Emilio consideró que había llegado el momento de buscar una cabina insonorizada para seguir hablando. Las miradas de aquel patio de vecinos se estaban estrechando demasiado en torno a él y a su recién conocida.
—¿No te parecerá demasiado atrevido que te invite a algo? —le sugirió a María.
—No, ya es nuestra segunda cita —le aclaró la joven, sin dar muestras visibles de insinuar algo con aquella afirmación.
En La Española, una cervecería de mucho alterne entre las calles del entorno, la hora del desayuno permanecía todavía hecha migas sobre la barra, que añoraba desde hacía tiempo la aparición de una bayeta húmeda. Sin embargo, el momento de los vermús estaba aún a dos vueltas completas de aquel reloj de pared que corría más de prisa que el resto de sus congéneres de las oficinas del barrio. Emilio se decantó por su café de siempre y María pidió agua de Vichy. No había a la vista ningún «enviado especial» de
La Voz
en aquel local, lo que les permitió reanudar la conversación con más tranquilidad.
—Emilio, ¿de verdad necesitas ver ese libro? Creo que el trato que te dio mi jefe, Liberto, no fue el más apropiado. Un templo dedicado a la cultura, como se supone que es el nuestro, debería olvidar muchas directrices burocráticas y ser más abierto a los ciudadanos.
—Me gustaría verlo, nada más, y basta con que me lo prohíba un tipo tan triste como ése para que piense que la biblioteca oculta algo más que el libro.

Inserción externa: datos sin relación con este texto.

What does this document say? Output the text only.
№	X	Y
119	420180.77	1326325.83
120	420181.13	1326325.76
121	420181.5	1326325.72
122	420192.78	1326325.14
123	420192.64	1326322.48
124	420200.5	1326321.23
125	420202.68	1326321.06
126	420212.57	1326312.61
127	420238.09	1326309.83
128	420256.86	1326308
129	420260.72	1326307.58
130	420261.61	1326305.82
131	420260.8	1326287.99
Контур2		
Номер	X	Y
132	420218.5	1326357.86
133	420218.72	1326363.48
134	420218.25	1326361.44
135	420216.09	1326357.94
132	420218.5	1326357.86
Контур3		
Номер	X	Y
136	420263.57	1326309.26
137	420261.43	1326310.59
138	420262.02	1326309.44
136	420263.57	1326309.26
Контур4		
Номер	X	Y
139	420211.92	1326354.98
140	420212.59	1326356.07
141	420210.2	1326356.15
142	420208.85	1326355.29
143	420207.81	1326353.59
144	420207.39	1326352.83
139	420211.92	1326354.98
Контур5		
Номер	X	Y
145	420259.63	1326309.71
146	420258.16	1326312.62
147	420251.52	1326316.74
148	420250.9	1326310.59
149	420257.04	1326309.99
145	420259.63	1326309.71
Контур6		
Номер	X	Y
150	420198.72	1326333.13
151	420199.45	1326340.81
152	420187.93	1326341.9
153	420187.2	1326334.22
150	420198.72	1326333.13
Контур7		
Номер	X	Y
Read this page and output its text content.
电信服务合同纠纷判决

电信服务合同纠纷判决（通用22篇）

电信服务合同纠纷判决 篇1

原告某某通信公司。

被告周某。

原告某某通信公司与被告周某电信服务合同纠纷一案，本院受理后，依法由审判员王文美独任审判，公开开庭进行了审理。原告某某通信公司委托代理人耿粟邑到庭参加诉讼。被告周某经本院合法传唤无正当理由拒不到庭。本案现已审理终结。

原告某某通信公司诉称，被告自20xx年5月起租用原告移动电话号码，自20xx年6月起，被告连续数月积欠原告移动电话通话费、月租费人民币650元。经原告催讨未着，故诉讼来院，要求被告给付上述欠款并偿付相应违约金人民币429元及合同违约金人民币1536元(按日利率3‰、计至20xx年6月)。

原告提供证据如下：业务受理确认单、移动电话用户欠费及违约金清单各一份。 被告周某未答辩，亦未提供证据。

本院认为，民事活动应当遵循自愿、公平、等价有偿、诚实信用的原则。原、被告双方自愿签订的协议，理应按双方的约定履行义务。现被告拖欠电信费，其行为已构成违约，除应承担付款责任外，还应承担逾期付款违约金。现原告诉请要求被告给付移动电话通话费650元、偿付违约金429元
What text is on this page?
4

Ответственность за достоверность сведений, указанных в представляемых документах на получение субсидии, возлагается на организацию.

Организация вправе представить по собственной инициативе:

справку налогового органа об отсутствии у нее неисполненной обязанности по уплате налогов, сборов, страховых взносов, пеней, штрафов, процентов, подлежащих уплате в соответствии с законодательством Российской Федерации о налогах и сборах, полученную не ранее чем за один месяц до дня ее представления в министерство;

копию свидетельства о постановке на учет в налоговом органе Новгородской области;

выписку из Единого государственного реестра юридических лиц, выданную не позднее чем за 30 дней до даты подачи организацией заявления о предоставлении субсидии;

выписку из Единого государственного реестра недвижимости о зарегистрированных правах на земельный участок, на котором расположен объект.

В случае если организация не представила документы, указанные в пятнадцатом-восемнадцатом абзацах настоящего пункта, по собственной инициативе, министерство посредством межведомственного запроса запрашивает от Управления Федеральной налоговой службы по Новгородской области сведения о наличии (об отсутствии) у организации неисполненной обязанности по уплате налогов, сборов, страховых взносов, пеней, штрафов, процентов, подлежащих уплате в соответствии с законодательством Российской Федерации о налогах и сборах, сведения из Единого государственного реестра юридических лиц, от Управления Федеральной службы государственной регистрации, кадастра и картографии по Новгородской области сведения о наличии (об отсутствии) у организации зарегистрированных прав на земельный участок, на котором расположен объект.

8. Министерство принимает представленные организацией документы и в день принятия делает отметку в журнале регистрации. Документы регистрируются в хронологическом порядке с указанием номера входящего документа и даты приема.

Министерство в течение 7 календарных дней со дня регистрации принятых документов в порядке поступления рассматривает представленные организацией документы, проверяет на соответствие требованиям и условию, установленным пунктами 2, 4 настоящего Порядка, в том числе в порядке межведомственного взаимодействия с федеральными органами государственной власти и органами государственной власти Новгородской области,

—Si quieres saber la verdad, desde hace tiempo no me siento a gusto en esa casa. Los jefes tienen un sentido de la jerarquía que no va con mi manera de ser. Mi pasión por los libros me llevó hasta ese trabajo, pero estoy empezando a odiarlo. Me quedaría a vivir allí, rodeada de historias de papel, pero siempre que desapareciesen esos mandamases que no tienen ni la menor idea de lo que se traen entre manos.
—¿Percibo cierto tono subversivo en tus palabras? —dijo Emilio, pensando que la complicidad de una bibliotecaria insurgente podría abrirle paso hacia el facsímil—. Si quieres jugarles una mala pasada, ayúdame. Te propongo una cosa: si llegamos hasta el libro que busco, yo lo reviso y luego lo cambiamos de sitio…
Emilio tramaba su plan sobre la marcha, pero le pareció que no le estaba saliendo del todo mal.
—Al día siguiente, un amigo que trabaja en
ABC
publica la noticia de la escandalosa desaparición del libro y, cuando todos piensen que se ha esfumado, lo colocas en el vestuario de las mujeres de la limpieza, para que la aparición sea todavía más sonrojante para tus jefes. Será como un juego.
La ausencia de una sonrisa en el rostro de María le hizo desconfiar sobre su capacidad de convicción, pero el semblante adusto de la chica estaba en realidad sintonizando con la maquinación que le estaban proponiendo.
—De acuerdo —convino ella, pasados unos segundos—. Podríamos intentar entrar en los sótanos, pero tendríamos que hacerlo sin que nadie nos viera. Tiene que ser de noche.